Rheinland Pfalz

An das
Ministerium des Innern und für Sport

z. Hd. Frau Holschbach

Schillerplatz 3-5

55116 Mainz

 

                                                                                                Datum    08.11.02                                                                                                                                                         

 

Gefahrenabwehrverordnung – Gefährliche Hunde – vom 30.Juni 2000;
hier: Ihr Schreiben (ohne Aktenzeichen) vom 06.11.02

Sehr geehrte Frau Holschbach,

vielen Dank für Ihr o.a. Schreiben.

Mit großer Verwunderung entnehme ich Ihrem Schreiben, dass „die Experten“ eine Gleichsetzung des Rottweilers mit den in der Gefahrenabwehrverordnung als gefährlich eingestuften Rassen für keineswegs angemessen halten und stelle mir die Frage, für wie dumm und unin­formiert man die betroffenen Hundehalter eigentlich hält. 

Wie Sie selbst ausführen, wird von den Experten die Unkenntnis sehr vieler Hundehalter über einen artgerechten Umgang mit Hunden als häufigste Ursache für aggressives Verhalten der Tiere kritisiert. Jeder Halter eines sog. „Kampfhundes“ muss seine Sachkunde nachweisen und ist somit nicht „unkundig“ über einen artgerechten Umgang mit seinem Hund. Ein Halter eines „Rottweilers“ benötigt keinen „Sachkundenachweis“. Somit ist die Gefahr, den Hund aus Unkenntnis nicht artgerecht zu behandeln und aggressives Verhalten zu „provozieren“ bei Haltern von Rottweilern weitaus größer, als bei sachkundigen Haltern sog. „Kampfhunde“.

Was denken Sie, welcher Hund in einer Gefahrensituation leichter zu beherrschen ist: ein 17 kg schwerer Staffordshire Bullterrier oder ein 50 kg schwerer Rottweiler ?

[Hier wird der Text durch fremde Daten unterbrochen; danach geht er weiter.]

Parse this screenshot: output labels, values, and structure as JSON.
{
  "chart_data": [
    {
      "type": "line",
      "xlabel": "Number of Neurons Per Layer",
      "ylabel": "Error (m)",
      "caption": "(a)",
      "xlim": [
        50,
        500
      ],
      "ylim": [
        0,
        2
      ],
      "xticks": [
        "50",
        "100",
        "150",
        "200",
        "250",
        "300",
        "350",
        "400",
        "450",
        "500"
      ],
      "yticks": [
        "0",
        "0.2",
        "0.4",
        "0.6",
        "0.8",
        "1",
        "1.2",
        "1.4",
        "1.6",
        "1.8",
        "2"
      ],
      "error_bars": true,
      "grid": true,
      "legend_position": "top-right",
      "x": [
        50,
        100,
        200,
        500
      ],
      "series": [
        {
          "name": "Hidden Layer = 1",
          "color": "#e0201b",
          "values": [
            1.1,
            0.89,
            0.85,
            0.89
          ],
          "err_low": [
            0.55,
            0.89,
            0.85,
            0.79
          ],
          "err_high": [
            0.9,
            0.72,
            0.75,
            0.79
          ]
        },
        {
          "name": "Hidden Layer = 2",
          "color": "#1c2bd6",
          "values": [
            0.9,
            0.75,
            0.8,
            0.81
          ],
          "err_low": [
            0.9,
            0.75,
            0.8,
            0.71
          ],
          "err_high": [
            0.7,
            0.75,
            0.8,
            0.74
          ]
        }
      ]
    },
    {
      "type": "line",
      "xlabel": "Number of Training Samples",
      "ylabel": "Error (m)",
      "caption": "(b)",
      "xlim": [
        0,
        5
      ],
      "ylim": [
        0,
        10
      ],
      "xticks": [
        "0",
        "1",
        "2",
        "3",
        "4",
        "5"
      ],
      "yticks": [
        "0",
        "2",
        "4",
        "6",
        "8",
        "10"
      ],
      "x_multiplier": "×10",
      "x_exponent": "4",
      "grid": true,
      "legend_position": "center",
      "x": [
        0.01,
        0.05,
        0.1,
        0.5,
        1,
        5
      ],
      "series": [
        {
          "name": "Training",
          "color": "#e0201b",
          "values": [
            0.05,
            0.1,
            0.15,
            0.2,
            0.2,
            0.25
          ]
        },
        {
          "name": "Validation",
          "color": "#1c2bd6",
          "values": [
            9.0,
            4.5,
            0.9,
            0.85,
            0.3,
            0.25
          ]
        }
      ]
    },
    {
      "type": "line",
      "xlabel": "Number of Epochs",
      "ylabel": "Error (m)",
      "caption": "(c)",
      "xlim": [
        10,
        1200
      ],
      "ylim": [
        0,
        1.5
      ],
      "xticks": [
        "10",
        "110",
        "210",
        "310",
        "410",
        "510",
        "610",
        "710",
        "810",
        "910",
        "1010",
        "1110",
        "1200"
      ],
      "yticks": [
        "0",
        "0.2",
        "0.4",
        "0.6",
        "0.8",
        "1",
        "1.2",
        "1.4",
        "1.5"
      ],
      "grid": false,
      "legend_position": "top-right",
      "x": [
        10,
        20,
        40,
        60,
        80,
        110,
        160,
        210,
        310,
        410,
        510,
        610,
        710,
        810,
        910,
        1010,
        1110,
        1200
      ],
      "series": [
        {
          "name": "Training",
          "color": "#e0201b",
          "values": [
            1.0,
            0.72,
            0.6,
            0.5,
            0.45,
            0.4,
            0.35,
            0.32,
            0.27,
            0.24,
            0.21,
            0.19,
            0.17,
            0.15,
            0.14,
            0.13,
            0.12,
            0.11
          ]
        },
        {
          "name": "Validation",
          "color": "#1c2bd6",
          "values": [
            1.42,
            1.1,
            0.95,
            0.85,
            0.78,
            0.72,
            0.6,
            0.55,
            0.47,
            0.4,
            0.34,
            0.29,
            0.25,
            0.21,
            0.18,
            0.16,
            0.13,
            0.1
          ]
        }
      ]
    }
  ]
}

Der durchschnittliche Rottweiler ist etwa 200 % schwerer und 50 % größer als der durch­schnittliche Staffordshire Bullterrier. Mich würde doch sehr interessieren, welche „Experten“ befragt wurden und zu dem Ergebnis kommen, dass der Staffordshire Bullterrier (mit einem Maximalgewicht von 17 kg und einer max. Widerristhöhe von 40 cm) ein höheres Gefähr­dungspotential hat, als der Rottweiler (mit einem Maximalgewicht von 50 kg und einer max. Widerristhöhe von 63 cm).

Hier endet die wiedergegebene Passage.